Monday, 14 December 2009

TEETH 4 TEETH

BY JUSTIN AKPOVI-ESADE

Want To See Ali Baba?...
LOG on to Facebook. This is a vital information, especially for those who are eager to establish a rapport with the King of Nigerian comedy, Ali Baba. The first place Ali Baba visits in the morning is Facebook site. As early as 7.30am, the comedian is already logged in. One is beginning to ponder the special attraction Ali has for Facebook, abi na dia im dey get im jokes? You never can tell because if a grown up like Ali wakes up in the morning, had hardly washed his face and the next thing is Facebook!!! There must be more to it, we will surely get to the root of the matter, soon. However, you all now know where to get Ali... just in case he is not taking his calls. As for upcoming comedians, please go to bed with your laptops’ Internet permanently logged on to Facebook. You never can tell, you may become the Prince of Comedy later. Na advice o.


Segun Arinze’s AGN On Fire As K.O.K Fights Back
JUST as T4T predicted, there is a raging storm in the Actors Guild of Nigeria kingdom. K.O.K, the ‘interim president’ that the Board of Trustees asked to step aside for Segun Arinze to rule, has decided to reclaim his ‘mandate’. His argument was that he was given a year to rule and organise an election, so how come he is being asked to step aside after just three months? He allegedly took some touts -- who call themselves actors -- to invade the AGN secretariat set up by former president Ejike Asiegbu and sacked everybody there (in a motor park style). As you read this, K.O.K’s goons are probably standing guard at the secretariat with heavy biceps and chests like billboards. Arinze, according to reports, has again run to the almighty Board of Trustees for cover. The funny part is that K.O.K, according to the source, said he is now the B.O.T chairman while he appointed actor Emeka Ike as AGN president. You will be given real time update as events unfold. This is an unending Nollywood modern epic film.

Jude Orhorha, Congrats!
COMEDY actor Jude Orhorha deserves a big applause. Why? He heeded the voice of reasoning and perhaps went back to his gym. The result was a near slim Jude last week. T4T nearly did not recognise the Urhobo-born actor as he walked into O’jez. He was looking very healthy. Recall T4T warned some months ago that the way Jude was going with fat, he would soon require some form of support to walk about on set of movies. Then, Jude was looking like an over-stuffed Teddy Bear. But thank God, a good friend who may have read the T4T warning, advised him, and the result was what one saw last week. Congrats Jude!

Leo Mezie Hits It Big
NOLLYWOOD star Leo Mezie is one person I respect. He is truly a hustler. As you read this, Leo and about seven Nollywood stars would be on their way back to Lagos from Abia State where they went since on Thursday to pay a courtesy call on the Governor. Leo was the mastermind. He was sighted at O‘jez distributing the flight tickets to the stars who were all smiles. Who won’t smile? We all know what a visit to a serving Governor in Nigeria means, and for Leo the mastermind, is surely made. Well, bros Leo, please remember some of us when you get to ‘paradise’ o.

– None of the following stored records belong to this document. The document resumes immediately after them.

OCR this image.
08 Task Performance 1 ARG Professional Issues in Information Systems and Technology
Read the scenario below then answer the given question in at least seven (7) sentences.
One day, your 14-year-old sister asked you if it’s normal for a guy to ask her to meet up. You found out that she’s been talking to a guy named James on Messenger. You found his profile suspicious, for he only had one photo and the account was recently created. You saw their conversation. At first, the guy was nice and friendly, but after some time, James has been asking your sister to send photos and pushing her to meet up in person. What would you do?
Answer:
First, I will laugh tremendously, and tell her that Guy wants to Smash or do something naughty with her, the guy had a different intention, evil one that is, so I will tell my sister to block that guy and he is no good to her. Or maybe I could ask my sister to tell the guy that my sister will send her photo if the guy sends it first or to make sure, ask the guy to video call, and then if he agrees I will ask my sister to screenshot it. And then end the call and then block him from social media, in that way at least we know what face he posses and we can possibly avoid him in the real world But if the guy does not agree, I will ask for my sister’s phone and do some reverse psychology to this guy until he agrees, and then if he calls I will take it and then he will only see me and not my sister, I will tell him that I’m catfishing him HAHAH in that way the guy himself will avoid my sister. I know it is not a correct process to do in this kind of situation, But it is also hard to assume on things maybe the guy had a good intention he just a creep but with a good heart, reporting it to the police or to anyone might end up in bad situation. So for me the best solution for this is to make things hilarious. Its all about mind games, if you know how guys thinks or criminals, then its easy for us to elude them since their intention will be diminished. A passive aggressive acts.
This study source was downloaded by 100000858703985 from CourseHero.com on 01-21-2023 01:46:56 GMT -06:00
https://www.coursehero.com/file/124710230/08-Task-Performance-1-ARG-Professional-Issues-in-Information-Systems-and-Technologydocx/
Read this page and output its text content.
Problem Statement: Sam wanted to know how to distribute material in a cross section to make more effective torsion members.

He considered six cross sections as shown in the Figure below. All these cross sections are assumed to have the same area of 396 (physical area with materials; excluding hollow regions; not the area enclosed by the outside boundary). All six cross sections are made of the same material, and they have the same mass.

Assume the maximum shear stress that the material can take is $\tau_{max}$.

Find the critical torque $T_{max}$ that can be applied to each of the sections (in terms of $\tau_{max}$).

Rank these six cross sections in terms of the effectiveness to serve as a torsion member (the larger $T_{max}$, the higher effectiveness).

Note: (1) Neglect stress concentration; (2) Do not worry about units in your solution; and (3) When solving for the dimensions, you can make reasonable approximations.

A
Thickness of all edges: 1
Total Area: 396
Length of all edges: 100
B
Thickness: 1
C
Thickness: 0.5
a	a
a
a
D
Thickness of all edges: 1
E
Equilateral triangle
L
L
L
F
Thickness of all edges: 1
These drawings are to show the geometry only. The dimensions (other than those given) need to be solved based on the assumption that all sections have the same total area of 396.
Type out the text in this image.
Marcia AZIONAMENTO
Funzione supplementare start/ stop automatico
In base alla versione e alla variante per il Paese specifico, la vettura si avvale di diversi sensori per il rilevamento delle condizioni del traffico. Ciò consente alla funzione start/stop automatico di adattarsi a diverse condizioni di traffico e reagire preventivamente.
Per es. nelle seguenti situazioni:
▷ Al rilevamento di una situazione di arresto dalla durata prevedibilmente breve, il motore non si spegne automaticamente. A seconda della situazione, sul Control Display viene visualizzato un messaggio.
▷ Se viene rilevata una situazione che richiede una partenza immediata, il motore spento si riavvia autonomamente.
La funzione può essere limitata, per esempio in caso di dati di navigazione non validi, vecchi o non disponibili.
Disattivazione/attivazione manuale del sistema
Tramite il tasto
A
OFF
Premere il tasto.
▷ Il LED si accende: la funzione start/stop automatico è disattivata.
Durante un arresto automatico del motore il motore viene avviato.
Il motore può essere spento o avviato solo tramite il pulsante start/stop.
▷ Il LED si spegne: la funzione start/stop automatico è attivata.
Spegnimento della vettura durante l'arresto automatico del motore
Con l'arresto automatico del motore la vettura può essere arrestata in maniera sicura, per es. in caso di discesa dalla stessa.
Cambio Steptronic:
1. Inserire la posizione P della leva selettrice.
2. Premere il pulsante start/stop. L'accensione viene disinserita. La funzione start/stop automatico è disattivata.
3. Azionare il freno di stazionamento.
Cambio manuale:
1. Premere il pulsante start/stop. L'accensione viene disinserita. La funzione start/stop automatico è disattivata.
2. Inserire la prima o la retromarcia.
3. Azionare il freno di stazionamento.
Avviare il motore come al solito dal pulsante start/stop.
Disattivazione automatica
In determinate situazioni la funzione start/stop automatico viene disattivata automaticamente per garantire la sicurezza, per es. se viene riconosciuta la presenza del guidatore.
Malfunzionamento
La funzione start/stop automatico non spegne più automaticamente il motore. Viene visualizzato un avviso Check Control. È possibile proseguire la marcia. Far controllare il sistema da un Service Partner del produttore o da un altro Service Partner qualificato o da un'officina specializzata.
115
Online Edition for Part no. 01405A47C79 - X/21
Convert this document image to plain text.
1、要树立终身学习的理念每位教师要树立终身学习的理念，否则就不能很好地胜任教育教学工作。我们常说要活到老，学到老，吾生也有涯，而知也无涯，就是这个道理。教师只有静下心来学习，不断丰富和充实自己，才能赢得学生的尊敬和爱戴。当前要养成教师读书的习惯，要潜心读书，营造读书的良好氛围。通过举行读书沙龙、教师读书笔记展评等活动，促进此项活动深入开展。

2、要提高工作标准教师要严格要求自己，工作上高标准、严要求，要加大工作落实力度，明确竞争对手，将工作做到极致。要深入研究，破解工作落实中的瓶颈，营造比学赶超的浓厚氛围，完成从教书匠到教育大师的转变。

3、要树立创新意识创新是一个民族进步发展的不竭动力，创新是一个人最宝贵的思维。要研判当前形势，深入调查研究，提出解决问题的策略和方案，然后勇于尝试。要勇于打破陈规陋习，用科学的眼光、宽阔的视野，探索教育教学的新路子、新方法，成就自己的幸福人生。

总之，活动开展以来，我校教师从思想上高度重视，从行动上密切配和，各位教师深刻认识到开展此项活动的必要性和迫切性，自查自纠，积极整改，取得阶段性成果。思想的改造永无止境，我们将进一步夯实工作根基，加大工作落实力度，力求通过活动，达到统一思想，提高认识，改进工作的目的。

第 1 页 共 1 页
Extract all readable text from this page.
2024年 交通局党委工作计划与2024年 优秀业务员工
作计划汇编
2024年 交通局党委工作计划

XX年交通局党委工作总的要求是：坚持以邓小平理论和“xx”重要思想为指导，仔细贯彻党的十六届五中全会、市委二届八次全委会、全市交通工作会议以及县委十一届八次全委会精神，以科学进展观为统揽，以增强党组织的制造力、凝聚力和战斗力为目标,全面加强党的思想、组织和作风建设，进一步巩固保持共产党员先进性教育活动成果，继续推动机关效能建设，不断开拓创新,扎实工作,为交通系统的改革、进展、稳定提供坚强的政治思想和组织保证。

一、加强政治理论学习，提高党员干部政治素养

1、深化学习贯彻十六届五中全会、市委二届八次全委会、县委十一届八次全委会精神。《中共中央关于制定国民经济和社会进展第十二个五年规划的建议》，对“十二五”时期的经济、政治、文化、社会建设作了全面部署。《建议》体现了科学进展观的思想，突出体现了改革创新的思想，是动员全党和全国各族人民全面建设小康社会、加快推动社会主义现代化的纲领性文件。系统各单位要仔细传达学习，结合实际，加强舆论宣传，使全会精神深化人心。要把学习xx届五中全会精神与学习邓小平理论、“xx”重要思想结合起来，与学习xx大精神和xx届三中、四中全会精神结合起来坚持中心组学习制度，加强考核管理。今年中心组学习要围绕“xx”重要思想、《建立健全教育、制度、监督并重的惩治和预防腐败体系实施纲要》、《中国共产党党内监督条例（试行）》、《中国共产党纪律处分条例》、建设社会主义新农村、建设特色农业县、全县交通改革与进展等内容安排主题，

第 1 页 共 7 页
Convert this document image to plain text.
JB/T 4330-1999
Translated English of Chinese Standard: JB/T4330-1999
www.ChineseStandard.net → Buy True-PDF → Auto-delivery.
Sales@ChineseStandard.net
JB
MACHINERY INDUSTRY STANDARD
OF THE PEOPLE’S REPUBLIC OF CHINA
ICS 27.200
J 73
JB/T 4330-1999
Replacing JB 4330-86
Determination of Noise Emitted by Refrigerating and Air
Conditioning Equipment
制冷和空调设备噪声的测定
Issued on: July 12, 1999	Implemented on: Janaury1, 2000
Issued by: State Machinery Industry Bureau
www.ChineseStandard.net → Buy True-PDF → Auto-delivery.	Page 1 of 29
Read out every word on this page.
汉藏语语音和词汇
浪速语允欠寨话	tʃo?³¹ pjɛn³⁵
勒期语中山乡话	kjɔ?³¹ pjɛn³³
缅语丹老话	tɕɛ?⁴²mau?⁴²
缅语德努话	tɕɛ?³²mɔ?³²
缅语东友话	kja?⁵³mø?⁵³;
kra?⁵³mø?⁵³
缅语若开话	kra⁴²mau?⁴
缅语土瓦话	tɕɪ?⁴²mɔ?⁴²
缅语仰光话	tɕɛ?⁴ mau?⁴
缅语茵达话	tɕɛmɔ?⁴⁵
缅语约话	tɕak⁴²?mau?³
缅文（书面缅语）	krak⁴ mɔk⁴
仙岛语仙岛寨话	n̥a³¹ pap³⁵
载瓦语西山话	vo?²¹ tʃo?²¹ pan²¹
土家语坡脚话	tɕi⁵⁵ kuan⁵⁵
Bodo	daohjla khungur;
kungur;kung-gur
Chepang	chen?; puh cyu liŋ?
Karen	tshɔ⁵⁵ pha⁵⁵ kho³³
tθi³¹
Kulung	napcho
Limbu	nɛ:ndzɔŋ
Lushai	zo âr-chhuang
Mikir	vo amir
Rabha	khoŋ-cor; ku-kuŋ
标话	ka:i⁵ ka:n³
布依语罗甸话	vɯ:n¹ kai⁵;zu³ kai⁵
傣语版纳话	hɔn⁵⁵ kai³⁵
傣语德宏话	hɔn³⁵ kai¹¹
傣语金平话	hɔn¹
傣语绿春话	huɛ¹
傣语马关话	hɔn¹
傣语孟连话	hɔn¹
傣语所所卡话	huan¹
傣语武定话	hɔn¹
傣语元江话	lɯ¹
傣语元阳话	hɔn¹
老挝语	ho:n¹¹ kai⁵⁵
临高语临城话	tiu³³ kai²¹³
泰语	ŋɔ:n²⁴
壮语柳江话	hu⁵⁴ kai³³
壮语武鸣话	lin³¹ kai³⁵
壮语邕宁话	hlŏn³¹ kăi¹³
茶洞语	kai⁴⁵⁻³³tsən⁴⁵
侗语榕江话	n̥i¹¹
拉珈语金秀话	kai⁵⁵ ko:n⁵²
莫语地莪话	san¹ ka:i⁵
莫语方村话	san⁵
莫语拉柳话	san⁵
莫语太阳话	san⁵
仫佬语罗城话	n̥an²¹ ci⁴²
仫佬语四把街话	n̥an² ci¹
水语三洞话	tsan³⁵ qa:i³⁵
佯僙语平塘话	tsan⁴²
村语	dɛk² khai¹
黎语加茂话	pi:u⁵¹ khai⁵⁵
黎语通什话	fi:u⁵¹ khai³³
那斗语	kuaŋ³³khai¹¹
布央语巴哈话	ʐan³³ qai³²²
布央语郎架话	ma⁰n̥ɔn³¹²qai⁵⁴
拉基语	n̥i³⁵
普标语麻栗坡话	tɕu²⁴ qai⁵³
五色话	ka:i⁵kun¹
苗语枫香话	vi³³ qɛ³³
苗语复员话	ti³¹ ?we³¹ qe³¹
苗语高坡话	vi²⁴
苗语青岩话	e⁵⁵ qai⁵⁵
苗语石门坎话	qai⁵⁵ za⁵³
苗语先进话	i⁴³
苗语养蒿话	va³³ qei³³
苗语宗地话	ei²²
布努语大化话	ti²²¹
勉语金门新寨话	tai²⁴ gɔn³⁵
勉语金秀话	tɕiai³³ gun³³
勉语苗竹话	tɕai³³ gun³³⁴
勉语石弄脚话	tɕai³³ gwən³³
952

Help, Kidnappers Are Looking For Victor Osuagwu!
THIS is not a panic alert. Kidnappers may have set a ransom prize for Nollywood comedy star Victor Osuagwu. Nkem Owoh indeed confirmed this worrisome news after his about-a-week ordeal in the hands of these professional kidnappers. He ran into Osuagwu at the local wing of the Murtala Muhammed Airport and told Victor how the kidnappers were jokingly asking for his ‘brother’ that calls himself ‘man na mumu’. Nkem is also a comedy actor, so the ‘brother’ reference is quite understandable.
Owoh then warned Victor to stay clear of the eastern part of the country this Xmas period or anytime in the future. Well, if Nkem Owoh had read this column last week, he would have known that Victor is one step ahead of the kidnappers. He had brought his aged mother to Lagos over a month ago and all his relations (that are ‘kidnappable’) are no longer in the flash point.
Victor is having the last laugh now.

Kefee Sef Don Hamma... Hits A Murano
THIS is the best of times for Nigerian artistes, a period that has seen them launch exotic cars. I told you of the twin Hummer jeeps by the duo of KC Presh recently, fine; gospel singer Kefee is the latest entrant into the world of big car owners.She recently acquired a Murano SUV, following in the footsteps of her big aunty in the showbiz world, Agatha Amata. But wait o, Kefee fit see front if na she go drive the Murano? Na question I ask o. Anyway, close associates claim she bought the multi million naira car just to let the world know that it is her time to shine once more; after a bitter divorce with her producer-husband, Alec, which saw her losing her Mitsubishi Montero SUV to him. Shine on sis, and just like I called KC Presh ‘bros’ (because wen small pikin hamma, even senior dey call am bros), I will call you ‘aunty’. But try remember us o.